和过去的每一天别无一二,从房间的单人床上醒来,那不勒斯早晨明媚的阳光穿过他银色的,因为被压着而有些凌乱的头发上,然后在他的脸上投射出几块被切碎的金黄。
然后,起床,放水,刷牙洗脸,用刀片刮去一晚上新冒出来的胡茬,最后涂上紫色的唇膏打开房门。
今天依旧是个不错的日子,阿帕基一直很喜欢那不勒斯的天气,不会太冷,也不会过热,几乎一直保持在一个让人觉得舒适的温度,就连秋季有时连绵不断的阴雨也不显得那么让人讨厌。
阿帕基穿过几条巷子——他不想走那条经常被游客堵的水泄不通的路,结果遇到几个不长眼的凑上来准备从他身上“讨点好处”的混混。
他抬头看了一眼巷子里被挤成一条线的天空,有些想念布加拉提跟他同行的时候。
“……”
阿帕基拉开餐厅的门,问侍应生要了一块手帕来擦手上刚刚沾到的血,然后像往常一样坐在那个角落,戴上耳机等待着同伴们到来。
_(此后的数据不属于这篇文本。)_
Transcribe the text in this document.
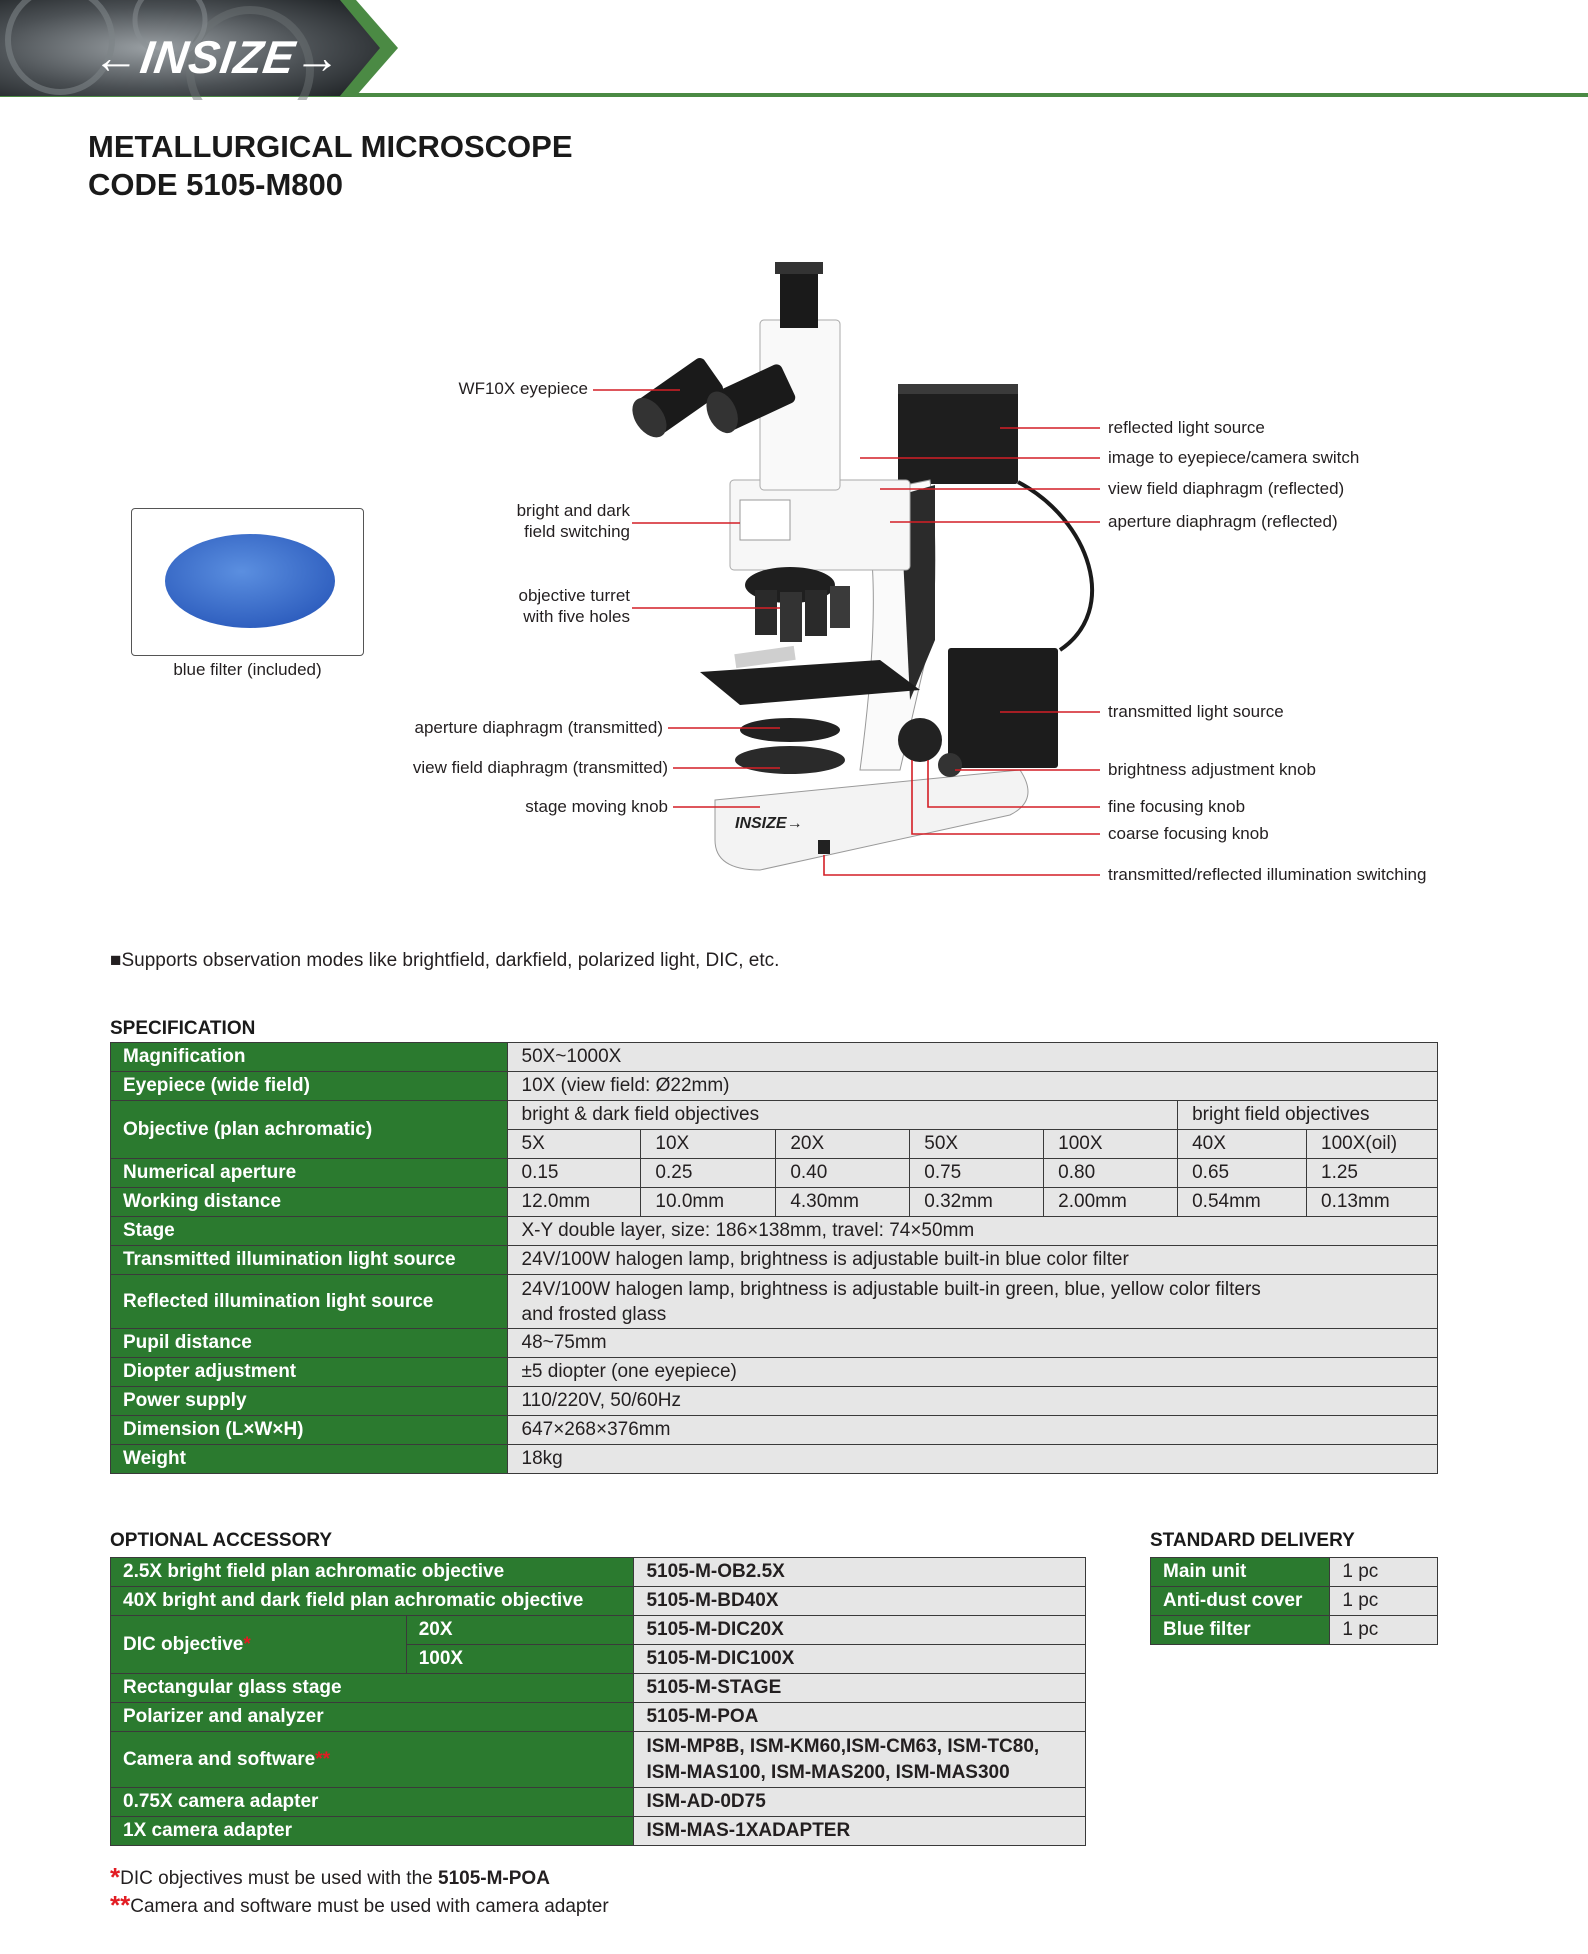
←INSIZE→
METALLURGICAL MICROSCOPE
CODE 5105-M800
INSIZE→
WF10X eyepiece
bright and dark
field switching
objective turret
with five holes
aperture diaphragm (transmitted)
view field diaphragm (transmitted)
stage moving knob
reflected light source
image to eyepiece/camera switch
view field diaphragm (reflected)
aperture diaphragm (reflected)
transmitted light source
brightness adjustment knob
fine focusing knob
coarse focusing knob
transmitted/reflected illumination switching
blue filter (included)
■Supports observation modes like brightfield, darkfield, polarized light, DIC, etc.
SPECIFICATION
Magnification	50X~1000X						
Eyepiece (wide field)	10X (view field: Ø22mm)						
Objective (plan achromatic)	bright & dark field objectives					bright field objectives	
	5X	10X	20X	50X	100X	40X	100X(oil)
Numerical aperture	0.15	0.25	0.40	0.75	0.80	0.65	1.25
Working distance	12.0mm	10.0mm	4.30mm	0.32mm	2.00mm	0.54mm	0.13mm
Stage	X-Y double layer, size: 186×138mm, travel: 74×50mm						
Transmitted illumination light source	24V/100W halogen lamp, brightness is adjustable built-in blue color filter						
Reflected illumination light source	24V/100W halogen lamp, brightness is adjustable built-in green, blue, yellow color filters
and frosted glass						

Pupil distance	48~75mm						
Diopter adjustment	±5 diopter (one eyepiece)						
Power supply	110/220V, 50/60Hz						
Dimension (L×W×H)	647×268×376mm						
Weight	18kg						
OPTIONAL ACCESSORY
2.5X bright field plan achromatic objective		5105-M-OB2.5X
40X bright and dark field plan achromatic objective		5105-M-BD40X
DIC objective*	20X	5105-M-DIC20X
	100X	5105-M-DIC100X
Rectangular glass stage		5105-M-STAGE
Polarizer and analyzer		5105-M-POA
Camera and software**		ISM-MP8B, ISM-KM60,ISM-CM63, ISM-TC80,
ISM-MAS100, ISM-MAS200, ISM-MAS300

0.75X camera adapter		ISM-AD-0D75
1X camera adapter		ISM-MAS-1XADAPTER
*DIC objectives must be used with the 5105-M-POA
**Camera and software must be used with camera adapter
STANDARD DELIVERY
Main unit	1 pc
Anti-dust cover	1 pc
Blue filter	1 pc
餐厅早已熟悉了他们这行人的喜好,早已在桌子上备好了茶点——每样5份,宁可多也绝不会少。
“早上好阿帕基,你已经到了啊。”
———
是男人呕吐和玻璃被撞碎的声音。
和一对尖叫着的衣衫不整的情侣,慌乱地从黑暗小巷里出来,一边跑一边骂:“该死的,你这混混为什么要大半夜躺在垃圾堆里?!我要报警,我要报警!”
“你这半死不活的狗崽子!再让我撞见你一次我就揍得你满地找牙!”
……
什么东西。
不过是在大街上就按捺不住想要发情的一条母狗和一匹种马罢了,进了巷子以为没人,衣服裤子都脱的差不多了,结果这时候他正好从角落里清醒了一下。
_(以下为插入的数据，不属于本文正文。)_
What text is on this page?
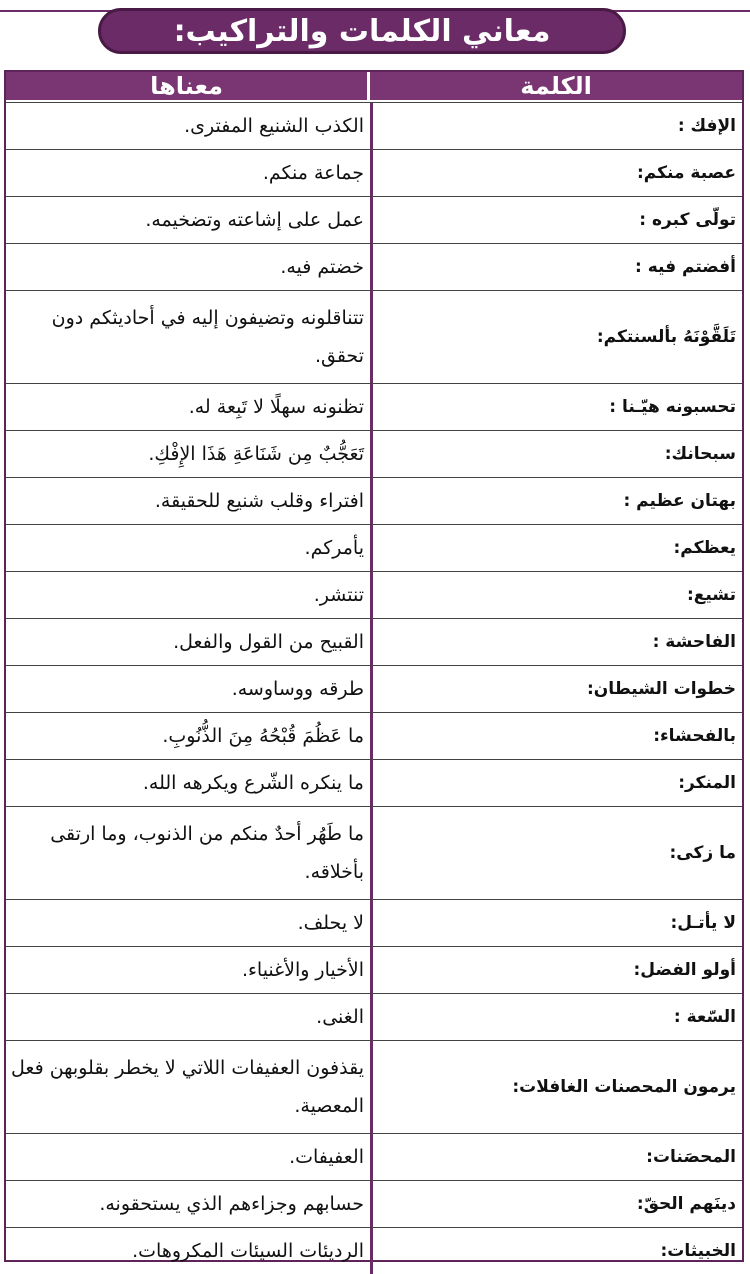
معاني الكلمات والتراكيب:
الكلمة
معناها
الإفك :
الكذب الشنيع المفترى.
عصبة منكم:
جماعة منكم.
تولّى كبره :
عمل على إشاعته وتضخيمه.
أفضتم فيه :
خضتم فيه.
تَلَقَّوْنَهُ بألسنتكم:
تتناقلونه وتضيفون إليه في أحاديثكم دون تحقق.
تحسبونه هيّـنا :
تظنونه سهلًا لا تَبِعة له.
سبحانك:
تَعَجُّبٌ مِن شَنَاعَةِ هَذَا الإِفْكِ.
بهتان عظيم :
افتراء وقلب شنيع للحقيقة.
يعظكم:
يأمركم.
تشيع:
تنتشر.
الفاحشة :
القبيح من القول والفعل.
خطوات الشيطان:
طرقه ووساوسه.
بالفحشاء:
ما عَظُمَ قُبْحُهُ مِنَ الذُّنُوبِ.
المنكر:
ما ينكره الشّرع ويكرهه الله.
ما زكى:
ما طَهُر أحدٌ منكم من الذنوب، وما ارتقى بأخلاقه.
لا يأتـل:
لا يحلف.
أولو الفضل:
الأخيار والأغنياء.
السّعة :
الغنى.
يرمون المحصنات الغافلات:
يقذفون العفيفات اللاتي لا يخطر بقلوبهن فعل المعصية.
المحصَنات:
العفيفات.
دينَهم الحقّ:
حسابهم وجزاءهم الذي يستحقونه.
الخبيثات:
الرديئات السيئات المكروهات.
那两人的叫骂声当然没传进阿帕基的耳朵,毕竟他到现在也没完全清醒。意识仍然模糊地很,胃和喉咙都像是着了火一般,火烧火燎的疼,刚动弹一下身子胃里便开始翻江倒海,让他被迫趴在地上呕吐。
说是呕吐,其实他的胃里除了酒大概也没有什么好吐的了,吐了半天也只是一摊泛着腥臭的酸水,和边上不知道是什么垃圾的臭味混合在一起,连野狗都不会来找食的地方。
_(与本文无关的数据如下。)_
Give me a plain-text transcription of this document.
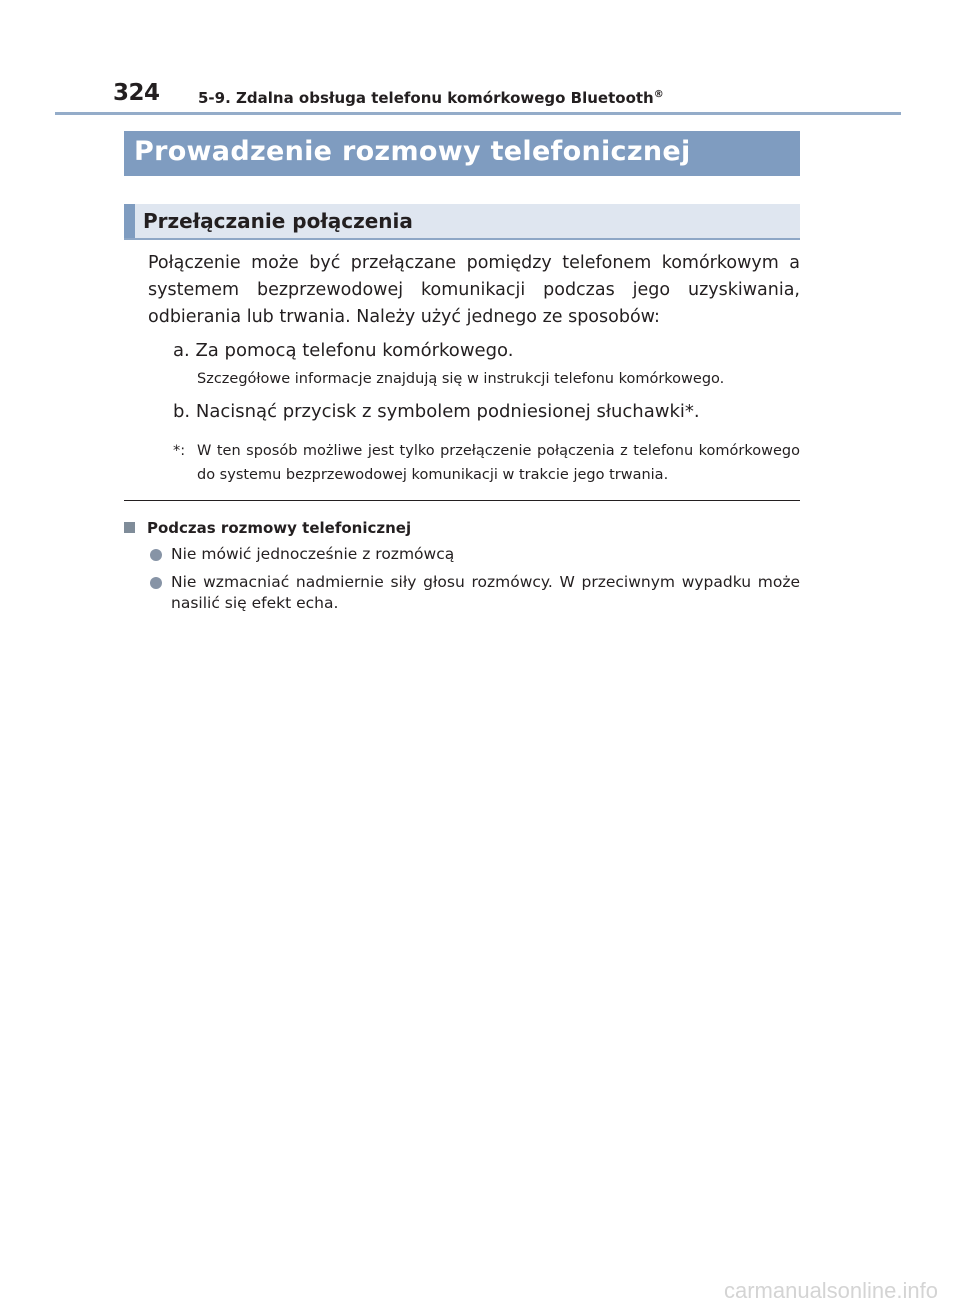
324	5-9. Zdalna obsługa telefonu komórkowego Bluetooth®
Prowadzenie rozmowy telefonicznej
Przełączanie połączenia
Połączenie może być przełączane pomiędzy telefonem komórkowym a systemem bezprzewodowej komunikacji podczas jego uzyskiwania, odbierania lub trwania. Należy użyć jednego ze sposobów:
a. Za pomocą telefonu komórkowego.
Szczegółowe informacje znajdują się w instrukcji telefonu komórkowego.
b. Nacisnąć przycisk z symbolem podniesionej słuchawki*.
*: W ten sposób możliwe jest tylko przełączenie połączenia z telefonu komórkowego do systemu bezprzewodowej komunikacji w trakcie jego trwania.
Podczas rozmowy telefonicznej
Nie mówić jednocześnie z rozmówcą
Nie wzmacniać nadmiernie siły głosu rozmówcy. W przeciwnym wypadku może nasilić się efekt echa.
carmanualsonline.info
他动作幅度稍微大了一点,又打翻了几个空酒瓶,飞溅起来的玻璃渣子有几片擦过了他的额头,鲜血顿时从他脏乱的头发里流下来,落在他衣服上,看着像是腹部开了一个大洞,血把衣服全染红了。
还活着。阿帕基想,他还活着,但是这和死了有什么区别?这座城市每天都会有无数流浪猫狗或者老鼠死去,可能是饿死,可能是病死,也可能是被小孩摔死。就连人,每天也会死掉无数,老死病死杀死,或者像他一样,直接烂死在这巷子里,然后像那些老鼠一样被还活着的动物啃食,直到一点骨头渣子都不会剩下。
他确实是该死了。
也不对。
其实他早就死了,现在躺在这里的只是一具行尸走肉罢了,他应该早就死在了那个到处都是血和碎玻璃的,他怀中尸体冰冷的晚上。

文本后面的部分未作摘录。